I got home by 6:30 to a nice bowl of rice and beans that Amy had made. We ate and caught up on the day. While we were talking, she said “Francie Anhut died.” I sat for a moment. I knew Francie had cancer. I didn’t have any words. Francie was one of the first people I met when I moved to Boulder and our paths had crossed many times. We weren’t super close, but we were supportive of many things Francie did and I was always happy whenever we saw each other.
Amy then mentioned two other Boulder people we both knew who had died in the past month of cancer. More silence. We talked about a close friend of Amy’s who is in remission from a major cancer and is doing amazingly well. We talked about how fragile life is and how happy we are to be alive and with each other.
We then filled out our ballots and voted. We mail in our votes in Boulder so we sat for about thirty minutes, went through each issue and person, and voted deliberately. By 8:00, we were both totally exhausted.
“Do you want to read, watch TV, or catch up on email?” I asked.
“I want to go to sleep.”
“Ok – let’s just do a quick scan of email and call it a night.”
As we were sitting in our library in front of our computers, we each half heartedly scanned through our email. This email was marked 7:22pm so it arrived around the time we were working on our ballots and was titled “Another recent suicide & sabbatical.”
“Was thinking about your sabbatical
Today as I am just now coming out of a fog post Denver Startup Week and GAN Rally. I’m realizing the impact and exhaustion I feel this time of the year, after those events. The sabbatical is something I see in this moment as a great idea to integrate in the future post Denver startup week.
Hate to keep sending you this news, but I know you’re someone taking action on mental health and entrepreneurship.
I just heard of a husband and wife team who took their lives next week.
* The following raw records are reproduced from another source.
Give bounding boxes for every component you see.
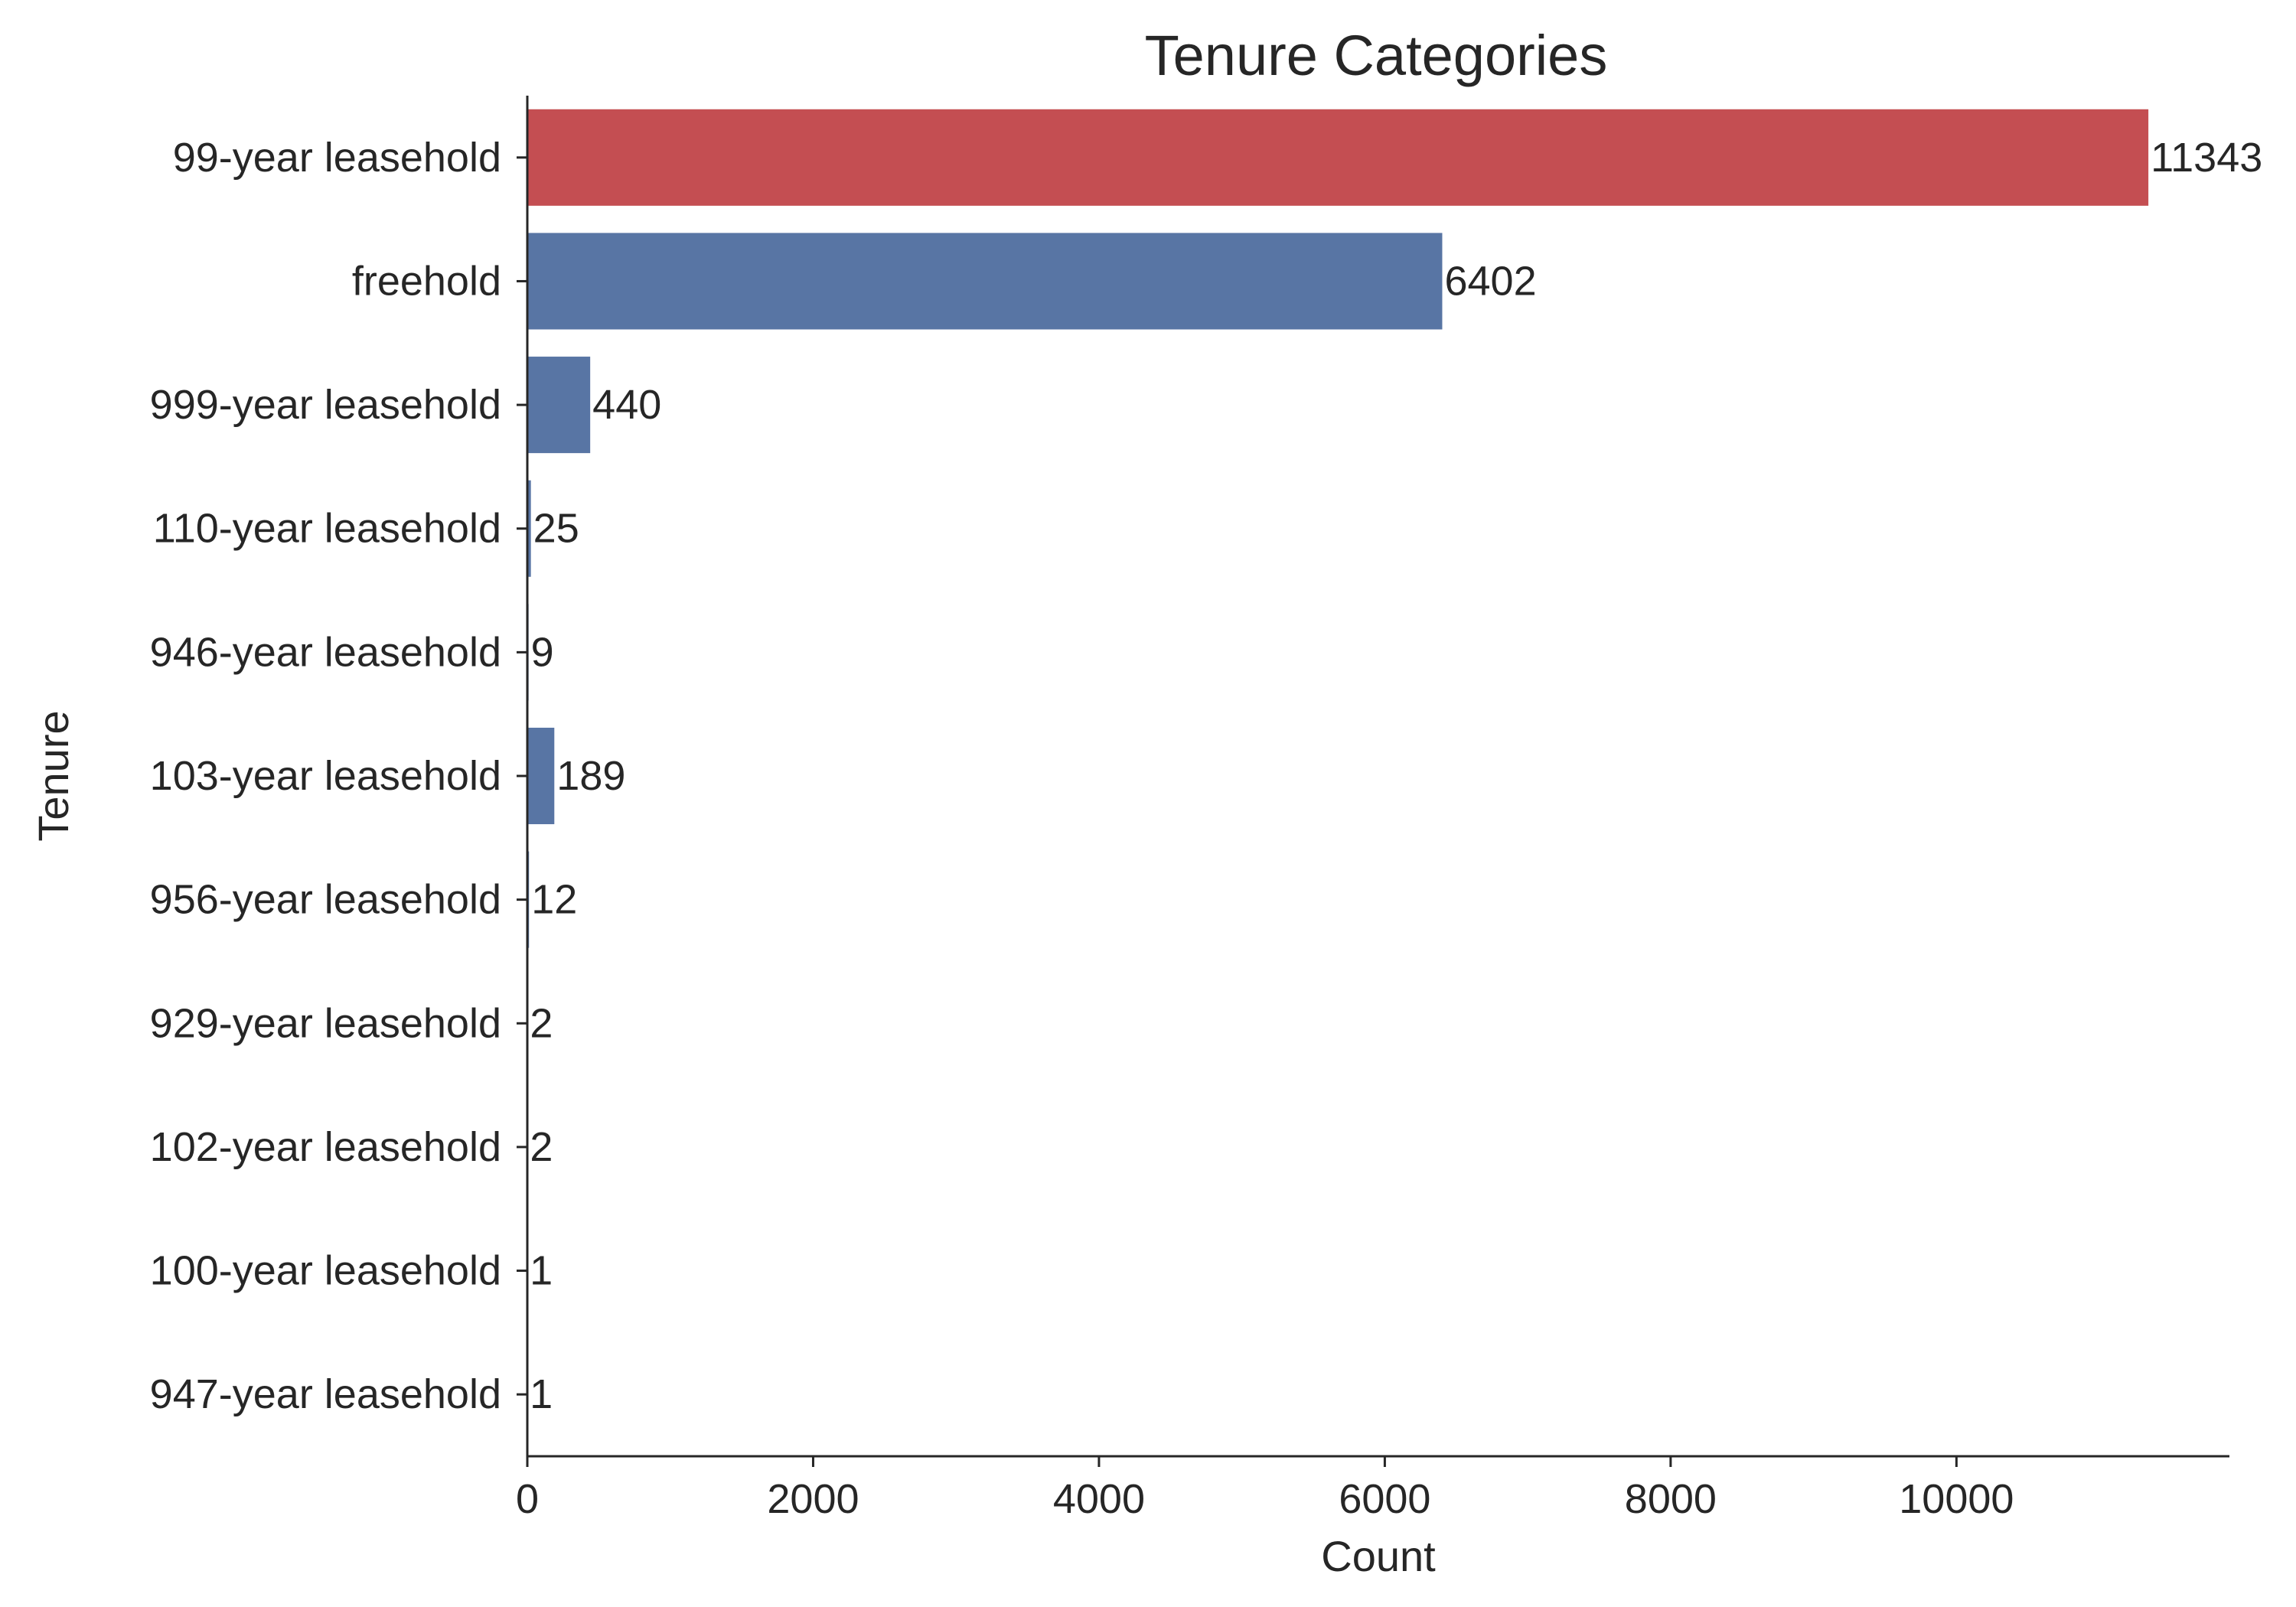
data-label-9: 1 — [530, 1248, 553, 1294]
x-tick-label-4: 8000 — [1625, 1476, 1717, 1522]
data-label-5: 189 — [556, 753, 625, 799]
y-tick-label-1: freehold — [352, 258, 501, 304]
bar-3 — [527, 480, 531, 577]
data-label-7: 2 — [530, 1000, 553, 1046]
data-label-6: 12 — [531, 877, 577, 923]
chart-title: Tenure Categories — [1145, 24, 1608, 87]
y-tick-label-10: 947-year leasehold — [150, 1371, 501, 1417]
y-axis-ticks: 99-year leasehold freehold 999-year leaseh… — [150, 135, 527, 1417]
data-label-3: 25 — [533, 506, 579, 552]
data-label-10: 1 — [530, 1371, 553, 1417]
bar-1 — [527, 233, 1443, 330]
x-tick-label-3: 6000 — [1339, 1476, 1430, 1522]
data-label-0: 11343 — [2151, 135, 2262, 181]
y-tick-label-6: 956-year leasehold — [150, 877, 501, 923]
y-tick-label-7: 929-year leasehold — [150, 1000, 501, 1046]
y-tick-label-2: 999-year leasehold — [150, 382, 501, 428]
y-tick-label-0: 99-year leasehold — [173, 135, 501, 181]
data-label-4: 9 — [531, 629, 554, 675]
bar-0 — [527, 109, 2149, 206]
x-axis-title: Count — [1321, 1532, 1436, 1580]
y-axis-title: Tenure — [29, 710, 77, 841]
x-tick-label-1: 2000 — [767, 1476, 859, 1522]
y-tick-label-4: 946-year leasehold — [150, 629, 501, 675]
data-labels-layer: 11343 6402 440 25 9 189 12 2 2 1 1 — [530, 135, 2262, 1417]
x-axis-ticks: 0 2000 4000 6000 8000 10000 — [516, 1456, 2014, 1522]
bar-5 — [527, 727, 555, 825]
y-tick-label-3: 110-year leasehold — [153, 506, 501, 552]
x-tick-label-5: 10000 — [1899, 1476, 2014, 1522]
y-tick-label-5: 103-year leasehold — [150, 753, 501, 799]
data-label-2: 440 — [592, 382, 661, 428]
data-label-1: 6402 — [1444, 258, 1536, 304]
y-tick-label-8: 102-year leasehold — [150, 1124, 501, 1170]
bars-layer — [527, 109, 2149, 1443]
x-tick-label-0: 0 — [516, 1476, 539, 1522]
data-label-8: 2 — [530, 1124, 553, 1170]
x-tick-label-2: 4000 — [1053, 1476, 1145, 1522]
y-tick-label-9: 100-year leasehold — [150, 1248, 501, 1294]
bar-2 — [527, 357, 591, 454]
He was an integral part of the entrepreneurial community here in Colorado.
From Greg Barry: local in Boulder. I am in total shock. A friend and business partner, Kevin Johansen, along with his wife, Karen, took his life last week. I still can’t believe it’s true, even though his son and sister have posted about it online. I’ve known Kevin for 20 years, and we spoke every 3-6 months, if not every day, when we were working together.”
It was longer so I finished reading it. I started silently crying. I turned to Amy and said “I don’t think you know him, but Kevin Johansen and his wife Karen committed suicide recently. He was an entrepreneur in town.”
Amy’s whole being slumped in her chair. I could see her deflate. I realized that I had no capacity to process this given how tired I was, the conversation we had throughout the evening, the act of voting in what is easily the most angry, hostile, and disturbing election cycle I’ve experienced, and the notion that I was still absorbing that Francie and two other people I knew had died.
I don’t really remember getting in bed. I mechanically brushed my teeth but I think that was it. When I woke up this morning, the first thing I thought of was Kevin Johansen.
His family is doing a Johansen Memoriam Fund via GoFundMe to support funeral expenses. I just went and made a gift as a contribution from the Boulder startup community. If you’ve benefit from the local startup community, which Kevin and Karen gave so much of themselves to, please make any size contribution.
Most importantly, spend at least a minute today taking a deep breath and realizing life is fragile and precious.